Alan Alda’s speech to the class of 1980 of Connecticut College, was an emotion-packed revelation of what every parent feels at their child’s graduation ceremony. This was the class where her daughter Eve was also graduating. The speech was a letter to his daughter. He stated all that a parent feels and expects from their child who is now going off into the world. He narrated the fears parents carried in their minds. And just as he would advise his daughter, he advised all the students present not to be scared of being off-balance. Moreover, he said that they should take their chances and be ready for the occasional instances of failure that they may have to face.

Indeed, it was one of the most powerful speeches as it related the minds and hearts of every parent out there, clinging on tightly as they send their sons and daughters off into the world.

Nora Ephron, Wellesley College (1996)

Nora Ephron, an American journalist, writer, and filmmaker, while delivering the graduation day speech to her fellow alums in the Wellesley College, humored them with the wit she was known for. But she advised them rather sternly about certain realities. Nora related that she had changed careers and husbands and knew what the world was like. She told the girls how things have changed since she graduated, and things were getting better for women, but she advised them to beware of the still-existent cultural values that suppress women.

Her speech turned into a powerful message for all women. She told them that things would change and in time, the girls sitting here will not be the same, forever stuck to their seats and mute. They will be different, and they have the capability to become what they have never even dreamt of.

Kurt Vonnegut’s, Agnes Scott College (1999)

The famous author found himself being called for a lot of commencement speeches in the United States, owing to his take on humanity and morality. At his speech at the Agnes Scott College in 1999, he discussed how we could never stop the higher-ups from being vengeful. He explained how the world will always be steered towards war. He further showed the students the reality of the approaching millennium. With the television becoming available, everyone will develop a desire to become an entertainer.

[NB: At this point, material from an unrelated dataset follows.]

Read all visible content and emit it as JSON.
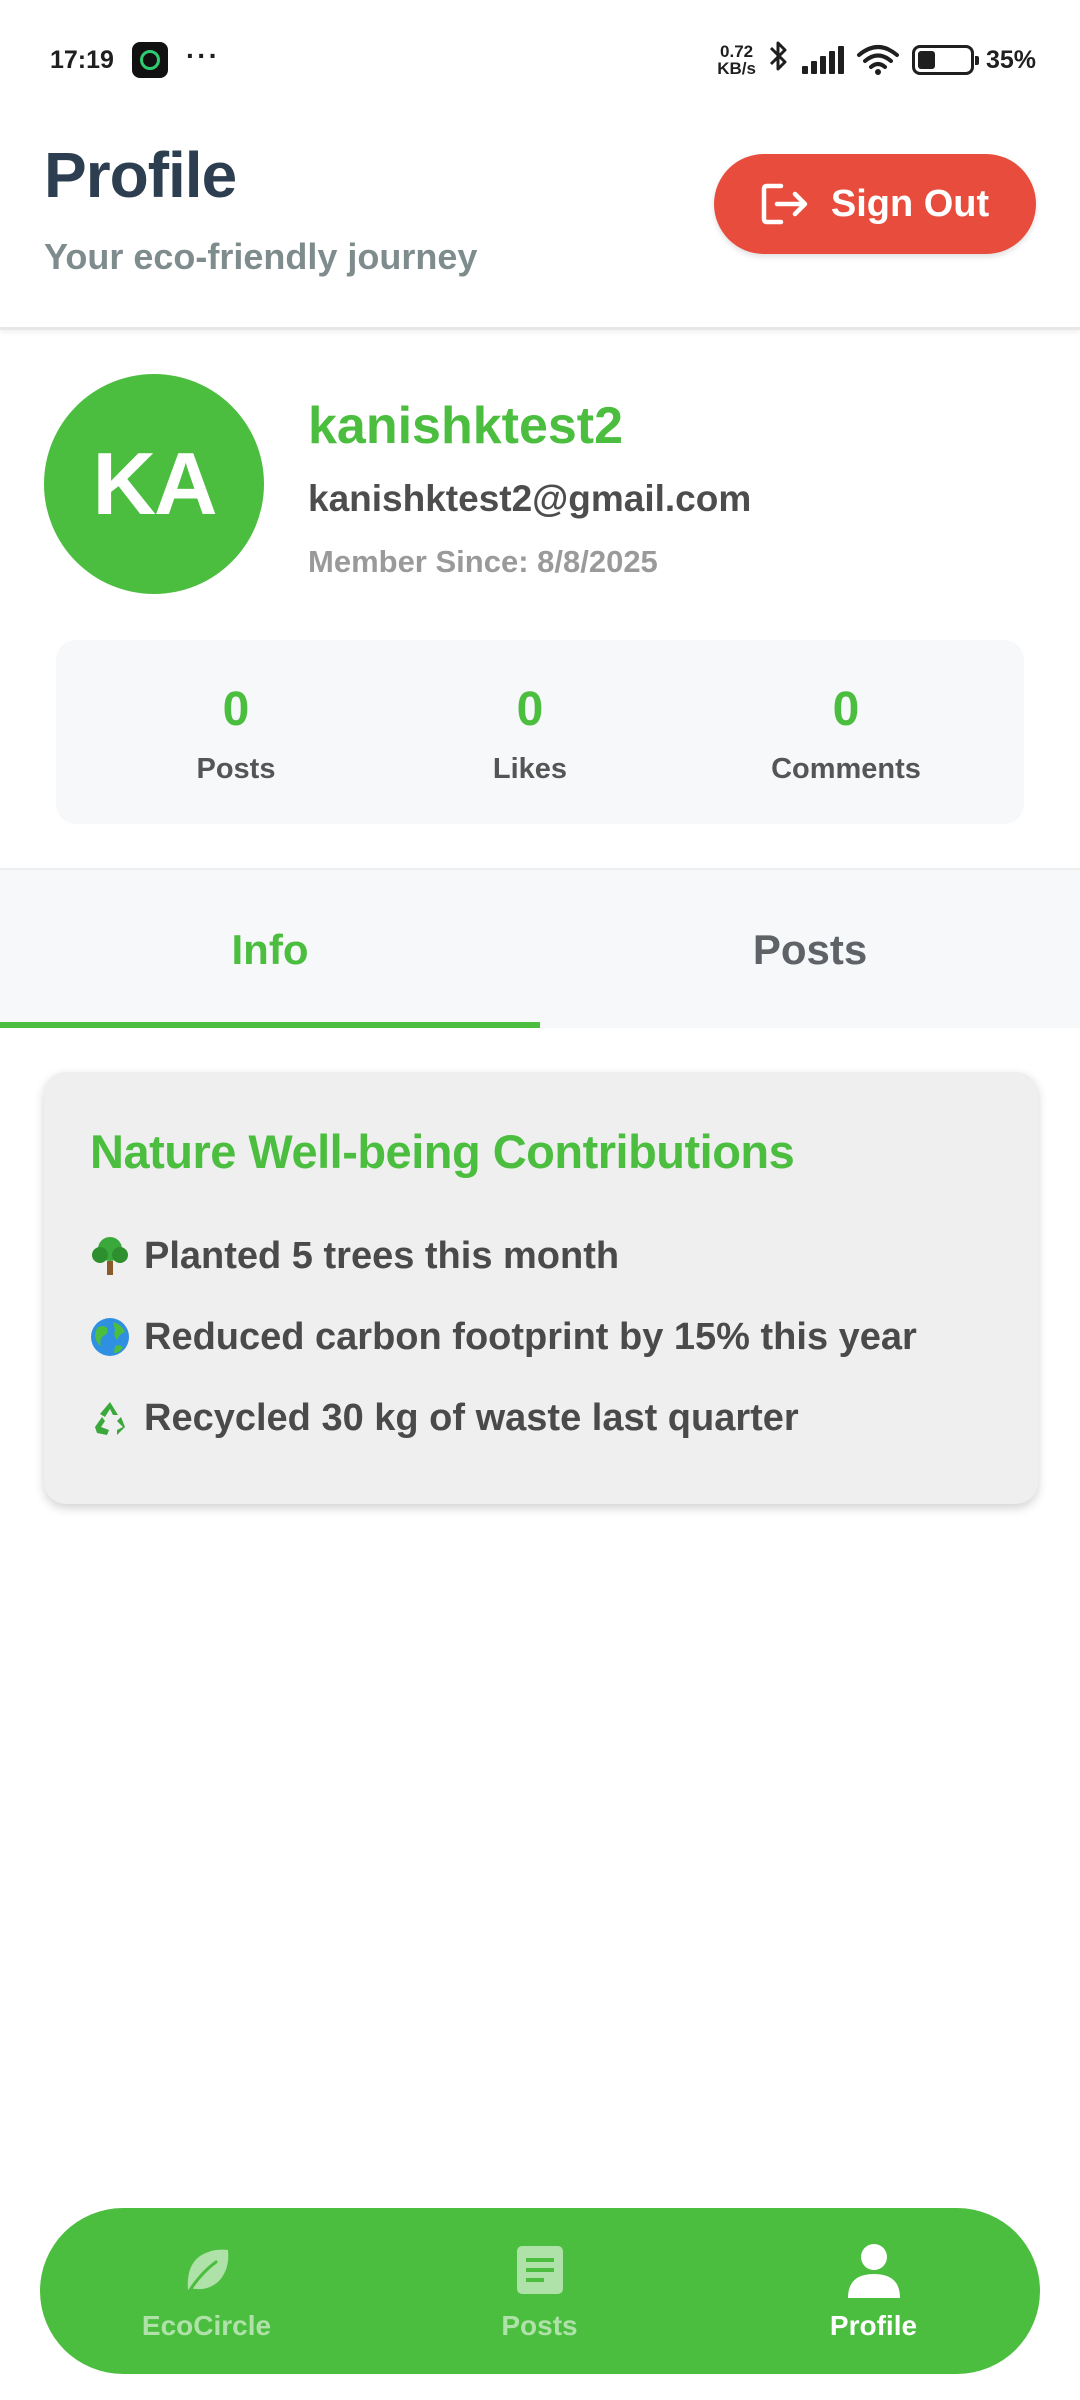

He went on to warn the students first to learn the basics of humanity before they took up entertainment or anything else. He urged them to forgive the trespassers and not always remain hungry for vengeance. A beautiful message on humanity and forgiveness, the speech remains unforgettable.

Final Verdict

Commencement speeches are always an ordinary affair, unless an orator or a person, who has shaped the course of life in some way, takes up the podium and pours his years of experience of life into the cups of fresh graduates. These speeches do inspire one or two of the class, who then do something worthy to take up the podium many years later.